Desconhece-se a dimensão da resposta do outro lado do telefone, mas a imagem de Macron a distribuir simpatia nas ruas de Nova Iorque contrasta com a de um homem pleno de rancor e soberba que, após ver o seu passo bloqueado perante umas escadas rolantes, desenrola um conjunto de grosserias e iniquidades históricas do alto do pedestal da Assembleia Geral da ONU. Que assimétricos bloqueios.
É difícil imaginar onde estará o Mundo daqui a dez anos ou como a História julgará este tempo daqui a cem. Dificilmente se conseguirá evitar que o julgamento do tempo olhe no retrovisor para os actuais grandes líderes e responsáveis políticos mundiais sem que caracterize este período como o do apogeu dos pequenos homens risíveis.

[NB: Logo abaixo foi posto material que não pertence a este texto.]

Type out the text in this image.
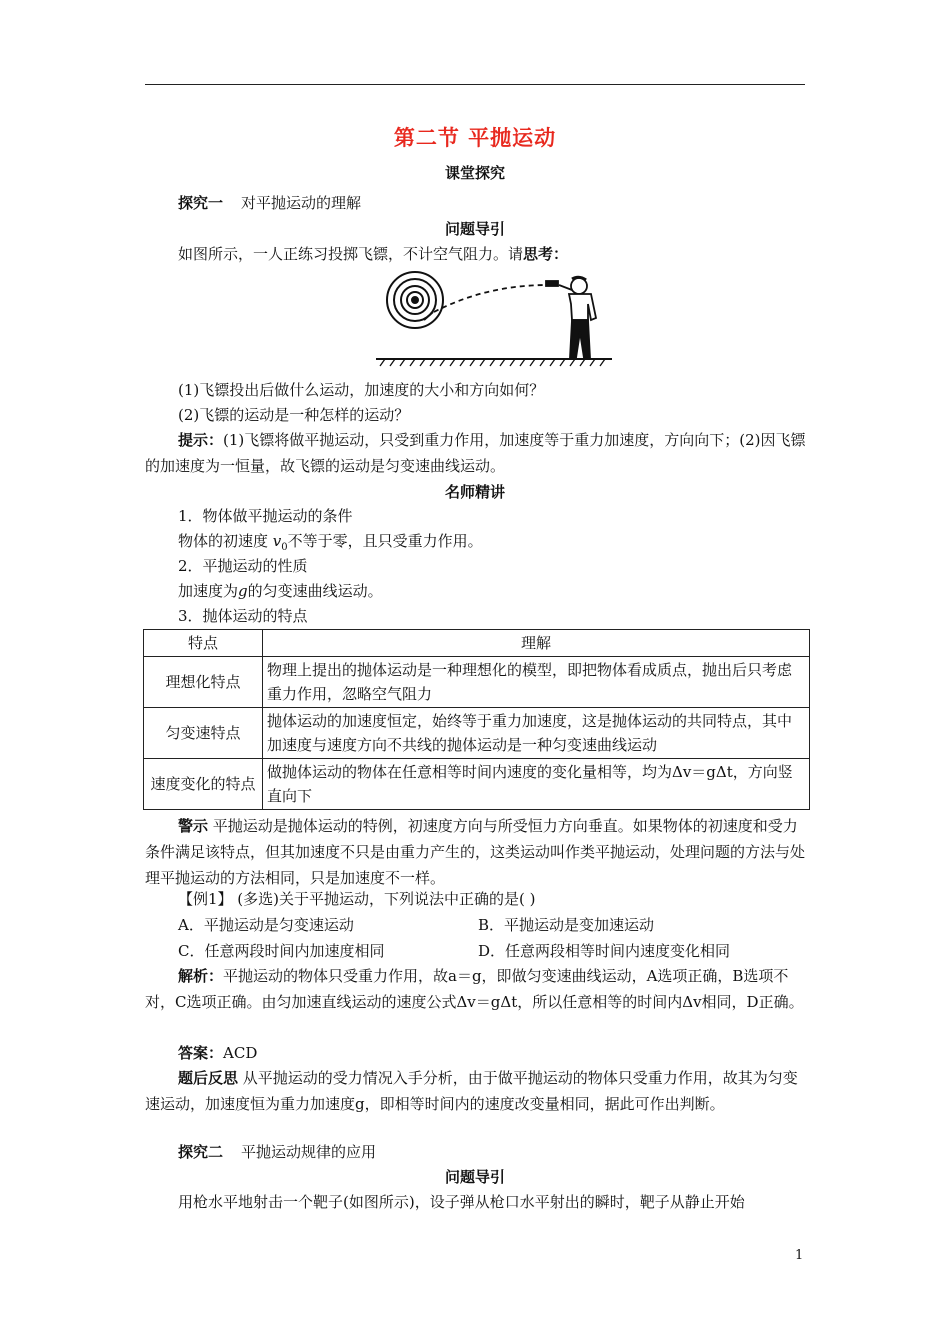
第二节 平抛运动
课堂探究
探究一 对平抛运动的理解
问题导引
如图所示，一人正练习投掷飞镖，不计空气阻力。请思考：
(1)飞镖投出后做什么运动，加速度的大小和方向如何？
(2)飞镖的运动是一种怎样的运动？
提示：(1)飞镖将做平抛运动，只受到重力作用，加速度等于重力加速度，方向向下；(2)因飞镖的加速度为一恒量，故飞镖的运动是匀变速曲线运动。
名师精讲
1．物体做平抛运动的条件
物体的初速度 $v_0$不等于零，且只受重力作用。
2．平抛运动的性质
加速度为g的匀变速曲线运动。
3．抛体运动的特点
特点	理解
理想化特点	物理上提出的抛体运动是一种理想化的模型，即把物体看成质点，抛出后只考虑重力作用，忽略空气阻力
匀变速特点	抛体运动的加速度恒定，始终等于重力加速度，这是抛体运动的共同特点，其中加速度与速度方向不共线的抛体运动是一种匀变速曲线运动
速度变化的特点	做抛体运动的物体在任意相等时间内速度的变化量相等，均为Δv＝gΔt，方向竖直向下
警示 平抛运动是抛体运动的特例，初速度方向与所受恒力方向垂直。如果物体的初速度和受力条件满足该特点，但其加速度不只是由重力产生的，这类运动叫作类平抛运动，处理问题的方法与处理平抛运动的方法相同，只是加速度不一样。
【例1】 (多选)关于平抛运动，下列说法中正确的是( )
A．平抛运动是匀变速运动	B．平抛运动是变加速运动
C．任意两段时间内加速度相同	D．任意两段相等时间内速度变化相同
解析：平抛运动的物体只受重力作用，故a＝g，即做匀变速曲线运动，A选项正确，B选项不对，C选项正确。由匀加速直线运动的速度公式Δv＝gΔt，所以任意相等的时间内Δv相同，D正确。
答案：ACD
题后反思 从平抛运动的受力情况入手分析，由于做平抛运动的物体只受重力作用，故其为匀变速运动，加速度恒为重力加速度g，即相等时间内的速度改变量相同，据此可作出判断。
探究二 平抛运动规律的应用
问题导引
用枪水平地射击一个靶子(如图所示)，设子弹从枪口水平射出的瞬时，靶子从静止开始
1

O que se espreme desta casta de uva americana é puro veneno. A negação das evidências, o desprezo pela verdade, a inversão dos factos, a alienação da livre expressão, a perseguição dos opositores, a vistoria dos telemóveis nas fronteiras, a renomeação da geografia dos mapas, a insensibilidade com o sofrimento, muros e mais muros, a indiferença perante as assimetrias, o incitamento à violência, o gozo e desdém pela diferença, os cortes na saúde, sistemas sociais e de protecção civil, a vontade de compra de territórios por anexação económica, a tentativa de eternização de poder pela alteração das regras constitucionais, o esconderijo réptil de ficheiros incriminadores, o braço dado a ditadores, a visão imunda de "resorts" em Gaza.
Lá como aqui. Os dislates proferidos por Trump no palanque da ONU são, todos eles, um tratado para que um dia não nos esqueçamos do que um dia permitimos crescer na sombra da demagogia, pelo falhanço de quem antes nunca lhes fechou a porta, tantas vezes pela incapacidade de estimular verdadeiras polícias públicas e responder aos anseios mais básicos das populações. A procura de um padrasto, regulador do caos, cresce pela ausência.